パーソナライズされたプッシュ通知とは、ユーザー個人の属性情報や行動情報が考慮された通知を指します。例えば、ファッション系ECアプリの場合、性別や年齢、購買履歴、よく見るコンテンツなどを加味し、お勧めするアイテムやメッセージを変えることで、ユーザーに不快感を与えないコミュニケーションができるようになります。
これらのポイントを押さえることで、プッシュ通知の許諾率を維持・向上させることができます。また、許諾率を上げることで、ユーザーとの接点が増え、リテンション率やコンバージョン率の向上にもつながります。
許諾率を上げるためにMoEngageでできること
MoEngageとは、AIを活用した高度なパーソナライズ機能が多数搭載された、アジアNo.1*2【G2 Spring 2023】で「Mid-Market&Small Business Market Leader」を獲得(アジアエリア)のカスタマーエンゲージメントツールです。
許諾率を上げるためにはツールの活用も効果的であり、MoEngageが許諾率を上げるために、どのようなことができるのかご紹介します。
許諾率の把握と追跡
許諾率を上げるための最初のステップは、プッシュ通知を許諾しているユーザーの割合を知ることです。

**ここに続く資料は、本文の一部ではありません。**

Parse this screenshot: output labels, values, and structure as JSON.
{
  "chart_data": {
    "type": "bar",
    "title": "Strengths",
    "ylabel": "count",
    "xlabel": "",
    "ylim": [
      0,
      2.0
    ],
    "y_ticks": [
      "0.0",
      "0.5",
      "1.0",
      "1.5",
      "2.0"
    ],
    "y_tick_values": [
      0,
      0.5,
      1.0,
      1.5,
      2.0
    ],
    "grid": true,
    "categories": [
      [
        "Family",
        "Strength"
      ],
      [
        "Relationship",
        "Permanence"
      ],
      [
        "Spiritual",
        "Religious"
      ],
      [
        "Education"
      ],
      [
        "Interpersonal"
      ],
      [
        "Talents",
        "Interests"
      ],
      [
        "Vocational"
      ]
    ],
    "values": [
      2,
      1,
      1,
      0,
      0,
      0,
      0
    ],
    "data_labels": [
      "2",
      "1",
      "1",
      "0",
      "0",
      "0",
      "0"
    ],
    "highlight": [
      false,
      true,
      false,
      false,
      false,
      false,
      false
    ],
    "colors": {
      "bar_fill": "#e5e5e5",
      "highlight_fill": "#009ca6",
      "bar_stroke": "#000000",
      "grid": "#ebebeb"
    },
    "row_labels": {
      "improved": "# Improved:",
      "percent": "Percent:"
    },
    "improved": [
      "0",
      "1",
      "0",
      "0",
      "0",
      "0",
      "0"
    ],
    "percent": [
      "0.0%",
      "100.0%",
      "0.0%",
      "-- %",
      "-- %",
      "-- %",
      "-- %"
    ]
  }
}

次に、許諾率の推移をモニタリングし、分析します。「許諾していたのに許諾を取り消した」「許諾していなかったのに許諾に変えた」などのユーザー行動の変化に注目することで、許諾率が増減する要素が何なのかを理解し、効果的な施策につなげることができます。
MoEngageでは、許諾率などの主要指標の可視化と、関連するユーザー行動の深堀分析を簡単に行うことができます。
アプリ内メッセージ配信のタイミングとコンテンツの指定
アプリ内メッセージの配信は、プッシュ通知の許諾を促す効果的な手法です。
MoEngageでは、ユーザーの属性(性別、年代、新規/既存 など)や行動(会員登録、ログイン、商品購入など)を指定して、効果的なタイミングでアプリ内メッセージを簡単に配信することができます。
MoEngageには他にも、AIを活用して顧客行動を予測する機能や、RFMセグメントを自動作成する機能など、顧客のエンゲージメント向上をサポートする仕組みが充実しています。MoEngageについて詳しく知りたい方は、こちらをご覧ください。
まとめ
本記事でお伝えしたように、プッシュ通知の許諾率は、キャンペーンを効果的に行うための重要な指標であることがお分かりいただけたかと思います。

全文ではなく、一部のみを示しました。